How we choose to cover ourselves is, and always has been, political, social and contentious. Just days ago, a woman breastfeeding at the Victoria and Albert Museum was asked to cover up, despite being surrounded by bare breasted statues. We articulate our traditions and measure our progress relative to a perception of the past. Any corruption of that corrupts our progress in the present. A fuller picture of how women managed the intimate and public aspects of motherhood in history is a fairer base for how we treat them today. I can't ask your grandmother's great-grandma how she managed, but I can ask her clothing. Thank you. [Applause]
Though her research was based at UTS, Fisk travelled extensively throughout her PhD. Much of her work was collections based, taking place in museums where she hunted through existing dress collections for clues about 18th and 19th century maternity clothing.
She’d originally set herself a goal of looking at roughly 150 pieces, but after visiting more than 50 museums in four countries, she wound up viewing more than 300 garments, all of which reflected the realities of pregnancy and breastfeeding in this era.
“Not all of them are what I would call ‘official’ maternity wear that I can prove were 100 per cent worn by a pregnant woman, but they all contained some trace of how women dressed while they were pregnant,” she says.
“For example, there’s a particular way of constructing an informal dress from the mid-19th century that’s really easily adaptable to pregnancy, and I found a lot of them in collections as possible maternity wear.
“A few of those examples had modifications like laces or drawstrings at the waist of the dress that would allow it to expand around a changing figure. To my mind, it seemed likely that these were maternity garments.”
Fisk also completed archival research in libraries and record offices. At one library, she came across a collection of letters sent between two female friends; much of the content revolved around the pregnancy of one of the letter writers, including questions about maternity attire. Another letter from a staymaker – someone who made corsets and other undergarments – contained detailed information about how such things could be adapted for pregnant clients.
At the core of Fisk’s discoveries was the finding that, despite contemporary beliefs that pregnant women in bygone times were completely hidden away, the reality was that maternity fashion was alive and well long before the present day.
“Though there were some exceptions, the main thing I discovered was that any assumption that women were unilaterally concealing or ashamed or anti-fashion about their bodies wasn’t accurate, but that equally their experience varied by individual status and circumstance,” she says.
How women dress may be the literal story of her PhD, but Fisk’s findings reveal much about the realities of how these women lived, as well as how our perceptions of their lives have shaped contemporary understanding of what a pregnant woman is and how she should present herself.
This research is presenting a great body of new work about the experience of pregnancy, which is a big gap in dress historical work.
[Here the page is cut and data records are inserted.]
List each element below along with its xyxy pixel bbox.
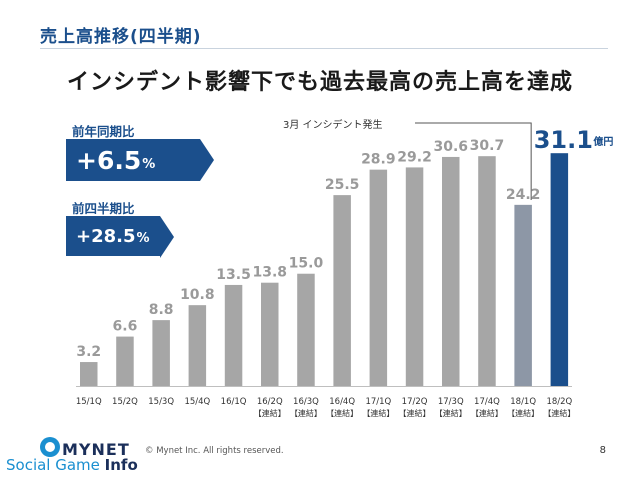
category-note-16/2Q: 【連結】 <box>254 408 286 418</box>
logo-subtitle: Social Game Info <box>6 456 138 474</box>
value-label-15/4Q: 10.8 <box>180 287 215 303</box>
value-label-17/2Q: 29.2 <box>397 149 432 165</box>
value-label-15/1Q: 3.2 <box>76 344 101 360</box>
bar-15/4Q <box>188 305 207 386</box>
yoy-badge: +6.5 % <box>66 139 214 181</box>
value-label-17/4Q: 30.7 <box>470 138 505 154</box>
bar-18/1Q <box>514 204 532 386</box>
incident-annotation: 3月 インシデント発生 <box>283 118 383 131</box>
bar-17/2Q <box>405 167 424 386</box>
headline: インシデント影響下でも過去最高の売上高を達成 <box>66 70 573 95</box>
bar-16/4Q <box>333 195 351 386</box>
category-note-16/3Q: 【連結】 <box>290 408 322 418</box>
category-label-18/2Q: 18/2Q <box>546 397 572 407</box>
category-label-17/4Q: 17/4Q <box>474 397 500 407</box>
bar-16/1Q <box>224 284 243 386</box>
title-divider <box>40 48 608 49</box>
qoq-badge: +28.5 % <box>66 216 174 258</box>
category-note-17/2Q: 【連結】 <box>399 408 431 418</box>
category-label-16/3Q: 16/3Q <box>293 397 319 407</box>
category-note-17/3Q: 【連結】 <box>435 408 467 418</box>
bar-18/2Q <box>550 153 569 386</box>
category-label-16/4Q: 16/4Q <box>329 397 355 407</box>
category-label-15/4Q: 15/4Q <box>184 397 210 407</box>
page-number: 8 <box>599 445 606 456</box>
footer-copyright: © Mynet Inc. All rights reserved. <box>145 446 284 456</box>
category-note-18/1Q: 【連結】 <box>507 408 539 418</box>
bar-15/2Q <box>116 336 134 386</box>
value-label-17/1Q: 28.9 <box>361 152 396 168</box>
qoq-value: +28.5 <box>76 225 136 247</box>
category-note-17/4Q: 【連結】 <box>471 408 503 418</box>
bar-17/3Q <box>442 156 460 386</box>
bar-15/1Q <box>80 362 98 386</box>
category-label-15/3Q: 15/3Q <box>148 397 174 407</box>
value-label-16/3Q: 15.0 <box>289 256 324 272</box>
value-label-latest: 31.1 <box>534 126 593 154</box>
yoy-unit: % <box>142 156 156 172</box>
value-label-16/4Q: 25.5 <box>325 177 360 193</box>
value-label-16/1Q: 13.5 <box>216 267 251 283</box>
category-label-17/1Q: 17/1Q <box>365 397 391 407</box>
bar-16/2Q <box>261 282 279 386</box>
value-label-18/1Q: 24.2 <box>506 187 541 203</box>
value-label-17/3Q: 30.6 <box>433 139 468 155</box>
bar-17/4Q <box>478 156 496 386</box>
logo-wordmark: MYNET <box>62 440 130 459</box>
bar-17/1Q <box>369 169 388 386</box>
yoy-label: 前年同期比 <box>72 124 135 139</box>
category-label-15/2Q: 15/2Q <box>112 397 138 407</box>
category-label-18/1Q: 18/1Q <box>510 397 536 407</box>
qoq-unit: % <box>136 230 150 246</box>
value-label-15/3Q: 8.8 <box>149 302 174 318</box>
bar-16/3Q <box>297 273 315 386</box>
incident-leader-line <box>415 122 532 200</box>
category-note-17/1Q: 【連結】 <box>362 408 394 418</box>
category-label-17/3Q: 17/3Q <box>438 397 464 407</box>
category-label-16/1Q: 16/1Q <box>221 397 247 407</box>
bar-15/3Q <box>152 320 170 386</box>
unit-label: 億円 <box>593 135 613 148</box>
category-label-16/2Q: 16/2Q <box>257 397 283 407</box>
yoy-value: +6.5 <box>76 145 142 175</box>
category-label-17/2Q: 17/2Q <box>402 397 428 407</box>
value-label-16/2Q: 13.8 <box>252 265 287 281</box>
category-note-18/2Q: 【連結】 <box>543 408 575 418</box>
category-label-15/1Q: 15/1Q <box>76 397 102 407</box>
category-note-16/4Q: 【連結】 <box>326 408 358 418</box>
revenue-bar-chart: 3.2 15/1Q 6.6 15/2Q 8.8 15/3Q 10.8 15/4Q 13.5 16/… <box>76 118 613 418</box>
value-label-15/2Q: 6.6 <box>113 319 138 335</box>
section-title: 売上高推移(四半期) <box>40 27 202 47</box>
qoq-label: 前四半期比 <box>72 201 135 216</box>
mynet-logo <box>6 434 62 464</box>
“Within the immediate field I work in, this research is presenting a great body of new work about the experience of pregnancy, which is a big gap in dress historical work,” she says.
“But outside the world of fashion history, I think it’s interesting, because it confounds a lot of people’s expectations about women in the past – it presents a more diverse, more complex picture.
“These things matter because we formulate how we do things based on a sense or perception of how things were in the past, and if they’re wrong, it creates an uneven ground for when we talk about pregnant bodies today.”